Some of his correspondents are of particular importance, either for the volume of their correspondence with Miró, the length of time it lasted, or the intensity of the issues discussed. Of particular interest in this respect are the exchanges of opinions with figures such as Josep Francesc Ràfols and Enric Cristòfol Ricart, two friends from his younger days to whom Miró confided his tastes in art; Josep Dalmau, the first gallery owner who backed him in Barcelona and in Paris; Sebastià Gasch, his spokesman and critic in Barcelona; the poet J.V. Foix, who from the pages of La Publicitat in the 1930s informed readers of what Miró was doing; Joan Prats, his indefatigable friend and counsellor; Joaquim Gomis, another staunch friend and the author of some memorable photographs of the artist; Josep Llorens Artigas, a long-standing friend and collaborator; and Josep Lluís Sert, the great architect, with whom Miró cooperated on the designs for the Fondation Maeght in Saint-Paul-de-Vence, his own studio in Majorca and the Joan Miró Foundation building in Barcelona.
This volume of letters would not have seen the light of day without Miró’s own special sensitivity for documentary resources. As well as being an artist, he acted as archivist, librarian and documentalist, and kept practically everything related to his creative work. In the same way as he preserved the vast collection of sketches, preparatory drawings, notes, studies, etc. that he eventually donated to the Joan Miró Foundation in Barcelona, he also kept the letters he received. And perhaps of even greater interest, he soon became aware of the value of the letters that he himself had written, an indication of his intuition of the role that awaited him in the history of art.

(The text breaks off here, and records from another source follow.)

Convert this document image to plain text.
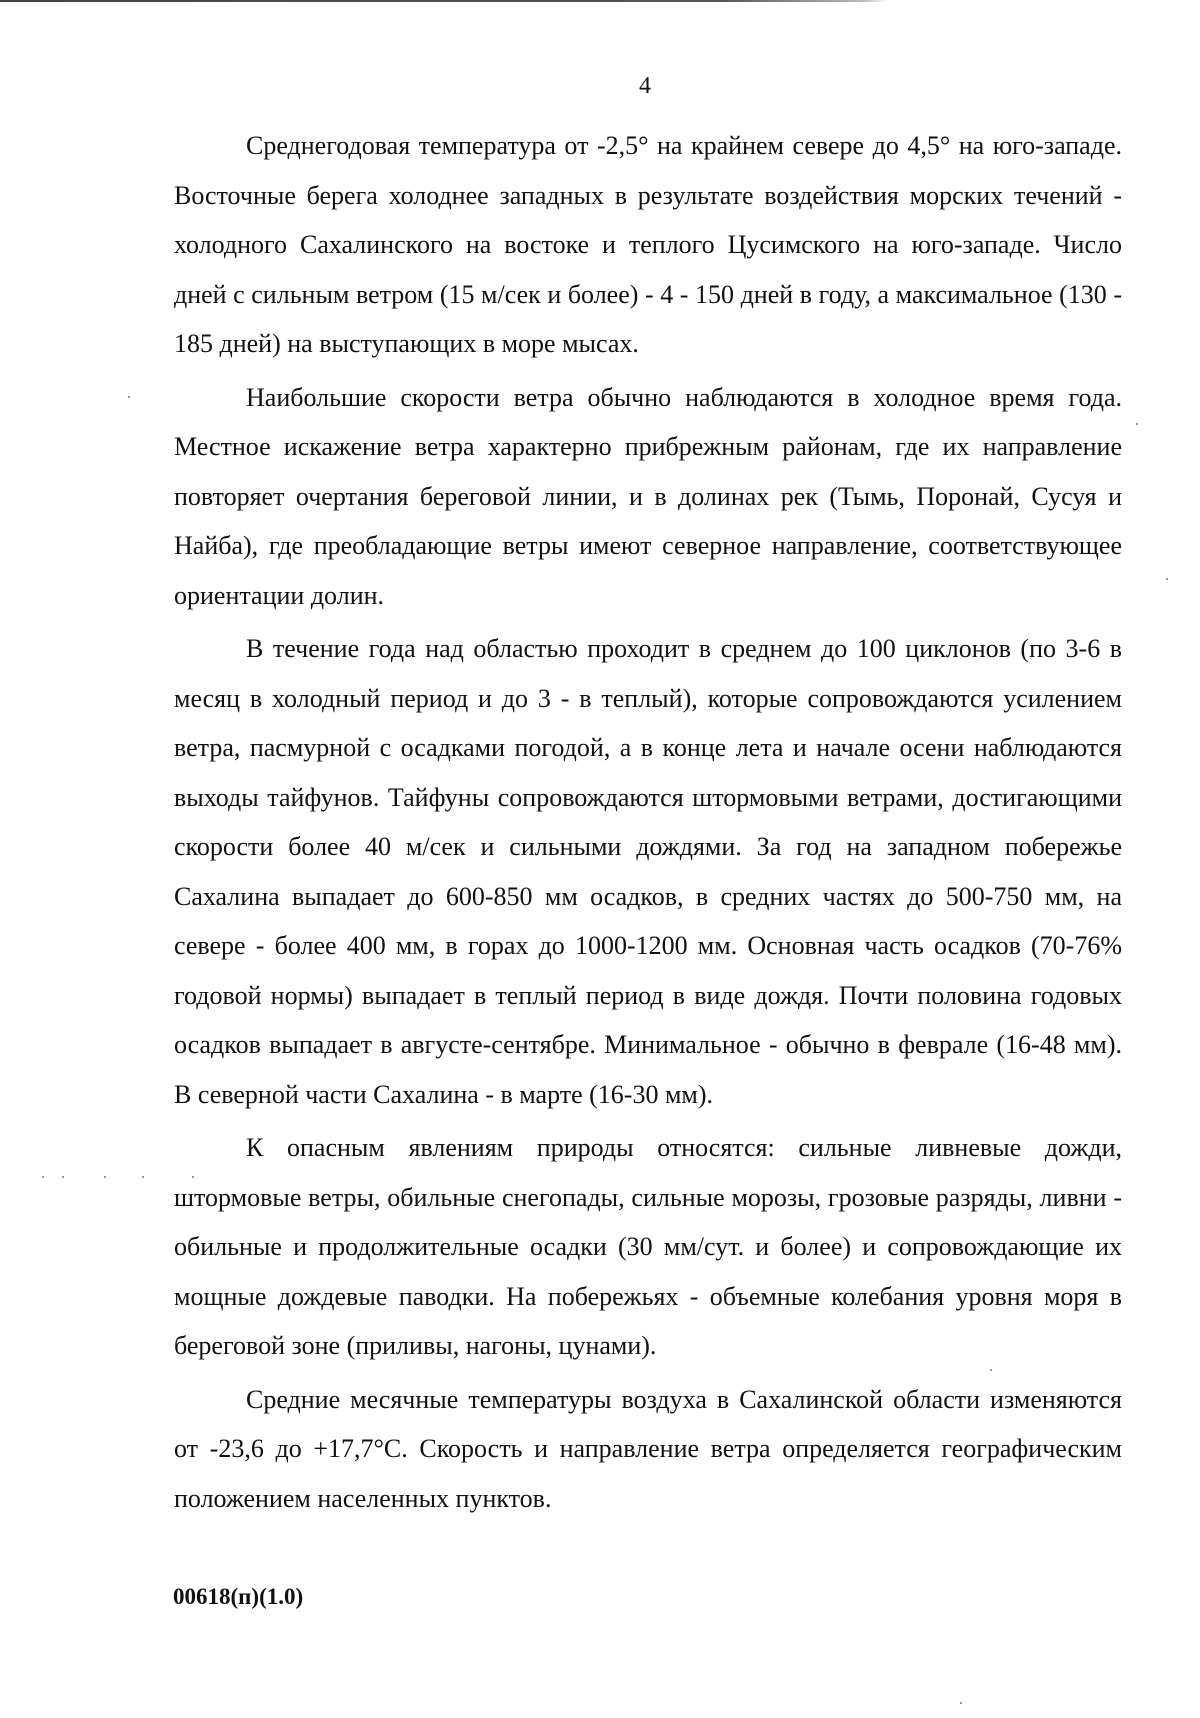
4

Среднегодовая температура от -2,5° на крайнем севере до 4,5° на юго-западе. Восточные берега холоднее западных в результате воздействия морских течений - холодного Сахалинского на востоке и теплого Цусимского на юго-западе. Число дней с сильным ветром (15 м/сек и более) - 4 - 150 дней в году, а максимальное (130 - 185 дней) на выступающих в море мысах.

Наибольшие скорости ветра обычно наблюдаются в холодное время года. Местное искажение ветра характерно прибрежным районам, где их направление повторяет очертания береговой линии, и в долинах рек (Тымь, Поронай, Сусуя и Найба), где преобладающие ветры имеют северное направление, соответствующее ориентации долин.

В течение года над областью проходит в среднем до 100 циклонов (по 3-6 в месяц в холодный период и до 3 - в теплый), которые сопровождаются усилением ветра, пасмурной с осадками погодой, а в конце лета и начале осени наблюдаются выходы тайфунов. Тайфуны сопровождаются штормовыми ветрами, достигающими скорости более 40 м/сек и сильными дождями. За год на западном побережье Сахалина выпадает до 600-850 мм осадков, в средних частях до 500-750 мм, на севере - более 400 мм, в горах до 1000-1200 мм. Основная часть осадков (70-76% годовой нормы) выпадает в теплый период в виде дождя. Почти половина годовых осадков выпадает в августе-сентябре. Минимальное - обычно в феврале (16-48 мм). В северной части Сахалина - в марте (16-30 мм).

К опасным явлениям природы относятся: сильные ливневые дожди, штормовые ветры, обильные снегопады, сильные морозы, грозовые разряды, ливни - обильные и продолжительные осадки (30 мм/сут. и более) и сопровождающие их мощные дождевые паводки. На побережьях - объемные колебания уровня моря в береговой зоне (приливы, нагоны, цунами).

Средние месячные температуры воздуха в Сахалинской области изменяются от -23,6 до +17,7°С. Скорость и направление ветра определяется географическим положением населенных пунктов.

00618(п)(1.0)
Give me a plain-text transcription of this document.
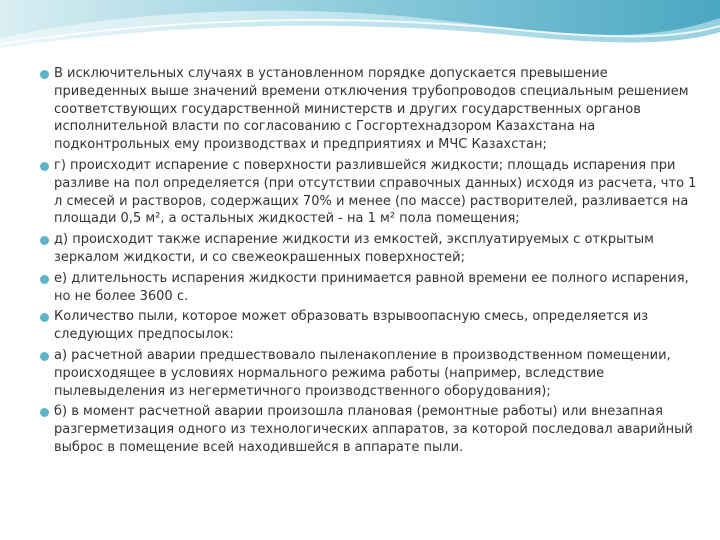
В исключительных случаях в установленном порядке допускается превышение приведенных выше значений времени отключения трубопроводов специальным решением соответствующих государственной министерств и других государственных органов исполнительной власти по согласованию с Госгортехнадзором Казахстана на подконтрольных ему производствах и предприятиях и МЧС Казахстан;
г) происходит испарение с поверхности разлившейся жидкости; площадь испарения при разливе на пол определяется (при отсутствии справочных данных) исходя из расчета, что 1 л смесей и растворов, содержащих 70% и менее (по массе) растворителей, разливается на площади 0,5 м², а остальных жидкостей - на 1 м² пола помещения;
д) происходит также испарение жидкости из емкостей, эксплуатируемых с открытым зеркалом жидкости, и со свежеокрашенных поверхностей;
е) длительность испарения жидкости принимается равной времени ее полного испарения, но не более 3600 с.
Количество пыли, которое может образовать взрывоопасную смесь, определяется из следующих предпосылок:
а) расчетной аварии предшествовало пыленакопление в производственном помещении, происходящее в условиях нормального режима работы (например, вследствие пылевыделения из негерметичного производственного оборудования);
б) в момент расчетной аварии произошла плановая (ремонтные работы) или внезапная разгерметизация одного из технологических аппаратов, за которой последовал аварийный выброс в помещение всей находившейся в аппарате пыли.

These letters enable us to follow the course of Miró’s life from his early years as an artist, his departure for Paris, the strategies of the 1920s, the splendor of the 1930s, the cultural wilderness of the Franco years, and the desire to start again with renewed energy after the end of the Second World War. They show the private side of the artist, a man dedicated body and soul to his art, with deeply rooted ethical, aesthetic and political convictions. They are essential reading for any study of his life and work.